# Increase MSI Afterburner overclock range?



## RejZoR (May 4, 2011)

I'm having a problem here. I just sticked good old GeForce 8400GS into my box and want to overclock the hell out of it just for fun. However the problem is that MSI Afterburner doesn't allow me to go any higher than 740MHz for GPU and 455MHz for memory. Which is strange because i remember running it at over 800MHz months ago. Is there any way to get rid of the artificial limit? I can't seem to find any such setting in MSI Afterburner settings. Need more powah...


----------



## D007 (May 4, 2011)

RejZoR said:


> I'm having a problem here. I just sticked good old GeForce 8400GS into my box and want to overclock the hell out of it just for fun. However the problem is that MSI Afterburner doesn't allow me to go any higher than 740MHz for GPU and 455MHz for memory. Which is strange because i remember running it at over 800MHz months ago. Is there any way to get rid of the artificial limit? I can't seem to find any such setting in MSI Afterburner settings. Need more powah...
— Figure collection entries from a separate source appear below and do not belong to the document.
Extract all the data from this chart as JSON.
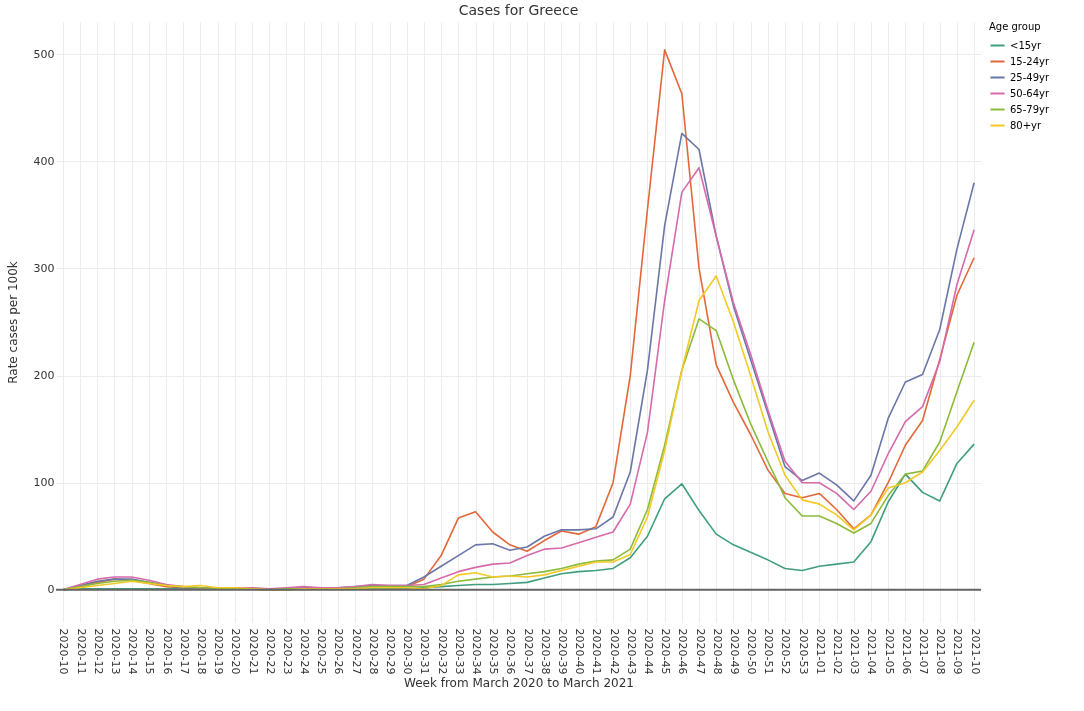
{
  "chart_data": {
    "type": "line",
    "title": "Cases for Greece",
    "xlabel": "Week from March 2020 to March 2021",
    "ylabel": "Rate cases per 100k",
    "legend_title": "Age group",
    "categories": [
      "2020-10",
      "2020-11",
      "2020-12",
      "2020-13",
      "2020-14",
      "2020-15",
      "2020-16",
      "2020-17",
      "2020-18",
      "2020-19",
      "2020-20",
      "2020-21",
      "2020-22",
      "2020-23",
      "2020-24",
      "2020-25",
      "2020-26",
      "2020-27",
      "2020-28",
      "2020-29",
      "2020-30",
      "2020-31",
      "2020-32",
      "2020-33",
      "2020-34",
      "2020-35",
      "2020-36",
      "2020-37",
      "2020-38",
      "2020-39",
      "2020-40",
      "2020-41",
      "2020-42",
      "2020-43",
      "2020-44",
      "2020-45",
      "2020-46",
      "2020-47",
      "2020-48",
      "2020-49",
      "2020-50",
      "2020-51",
      "2020-52",
      "2020-53",
      "2021-01",
      "2021-02",
      "2021-03",
      "2021-04",
      "2021-05",
      "2021-06",
      "2021-07",
      "2021-08",
      "2021-09",
      "2021-10"
    ],
    "series": [
      {
        "name": "<15yr",
        "color": "#3f9e80",
        "values": [
          0,
          1,
          1,
          1,
          1,
          1,
          1,
          1,
          1,
          1,
          1,
          1,
          0,
          0,
          1,
          1,
          1,
          1,
          1,
          1,
          1,
          2,
          3,
          4,
          5,
          5,
          6,
          7,
          11,
          15,
          17,
          18,
          20,
          30,
          50,
          85,
          99,
          74,
          52,
          42,
          35,
          28,
          20,
          18,
          22,
          24,
          26,
          45,
          82,
          108,
          91,
          83,
          118,
          136
        ]
      },
      {
        "name": "15-24yr",
        "color": "#e2683a",
        "values": [
          0,
          3,
          7,
          10,
          9,
          6,
          3,
          2,
          2,
          1,
          1,
          1,
          0,
          1,
          1,
          1,
          1,
          2,
          3,
          3,
          3,
          10,
          32,
          67,
          73,
          54,
          42,
          36,
          46,
          55,
          52,
          59,
          100,
          200,
          355,
          504,
          463,
          300,
          210,
          175,
          145,
          112,
          90,
          86,
          90,
          75,
          57,
          70,
          100,
          135,
          158,
          215,
          275,
          310
        ]
      },
      {
        "name": "25-49yr",
        "color": "#6a76a8",
        "values": [
          0,
          4,
          8,
          10,
          10,
          7,
          4,
          2,
          2,
          1,
          1,
          1,
          0,
          1,
          2,
          2,
          2,
          3,
          4,
          4,
          4,
          12,
          22,
          32,
          42,
          43,
          37,
          40,
          50,
          56,
          56,
          57,
          68,
          110,
          205,
          340,
          426,
          411,
          330,
          265,
          215,
          165,
          115,
          102,
          109,
          98,
          83,
          107,
          160,
          194,
          201,
          243,
          318,
          380
        ]
      },
      {
        "name": "50-64yr",
        "color": "#d66aaa",
        "values": [
          0,
          5,
          10,
          12,
          12,
          9,
          5,
          3,
          2,
          1,
          2,
          2,
          1,
          2,
          3,
          2,
          2,
          3,
          5,
          4,
          4,
          5,
          11,
          17,
          21,
          24,
          25,
          32,
          38,
          39,
          44,
          49,
          54,
          80,
          147,
          270,
          371,
          394,
          330,
          268,
          220,
          168,
          120,
          100,
          100,
          90,
          75,
          92,
          127,
          157,
          171,
          213,
          285,
          336
        ]
      },
      {
        "name": "65-79yr",
        "color": "#8cba3c",
        "values": [
          0,
          3,
          6,
          8,
          9,
          7,
          4,
          3,
          2,
          1,
          1,
          1,
          0,
          1,
          1,
          1,
          1,
          2,
          3,
          3,
          3,
          3,
          5,
          8,
          10,
          12,
          13,
          15,
          17,
          20,
          24,
          27,
          28,
          38,
          75,
          135,
          205,
          253,
          242,
          196,
          155,
          120,
          86,
          69,
          69,
          62,
          53,
          62,
          88,
          108,
          111,
          138,
          185,
          231
        ]
      },
      {
        "name": "80+yr",
        "color": "#f2c925",
        "values": [
          0,
          2,
          4,
          6,
          8,
          6,
          4,
          3,
          4,
          2,
          2,
          1,
          0,
          0,
          1,
          1,
          1,
          1,
          2,
          2,
          2,
          1,
          4,
          14,
          16,
          12,
          13,
          12,
          14,
          18,
          22,
          26,
          26,
          33,
          68,
          130,
          205,
          270,
          293,
          250,
          200,
          148,
          107,
          84,
          80,
          70,
          56,
          70,
          95,
          100,
          110,
          130,
          152,
          177
        ]
      }
    ],
    "ylim": [
      -30,
      530
    ],
    "yticks": [
      0,
      100,
      200,
      300,
      400,
      500
    ],
    "grid": true,
    "legend": "top right",
    "ref_lines": [
      {
        "axis": "y",
        "value": 0,
        "color": "#666666"
      }
    ]
  }
}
To enable the unofficial overclocking in this version it is necessary to edit the MSIAfterburner.cfg file located in the installation directory of AfterBurner (typically Program Files (x86) MSI Afterburner):


You need to alter the following:

    Find UnofficialOverclockingEULA field and add this:
    I confirm that I am aware of unofficial overclocking limitations and fully understand that MSI will not provide me any support on it
    Then set UnofficialOverclockingMode to 1 to keep PowerPlay active (may not work on old ASICs), 2 to traditionally disable PowerPlay or to 0 to temporary disable unofficial    overclocking path.

Yes you have to paste that entire line in there:  *I confirm that I am aware of unofficial overclocking limitations and fully understand that MSI will not provide me any support on it*

It should look *EXACTLY* like this: 

[ATIADLHAL]
UnofficialOverclockingEULA	= I confirm that I am aware of unofficial overclocking limitations and fully understand that MSI will not provide me any support on it


----------



## RejZoR (May 4, 2011)

GeForce 8400GS, not Radeon...


----------



## D007 (May 4, 2011)

Ok so that line isn't in your cfg? same principal doesn't apply?
If not I don't know.. May have to google for that one.. Riva tuner no good anymore? lol..


----------



## RejZoR (May 4, 2011)

It didn't do anything for me.


----------



## drmurda (Jun 9, 2011)

*Thank you*

D007, Its worked flawlessly... i got a new MSI 6950 afew days ago and it was almost maxing out the afterburner program STOCK!  Thank again


----------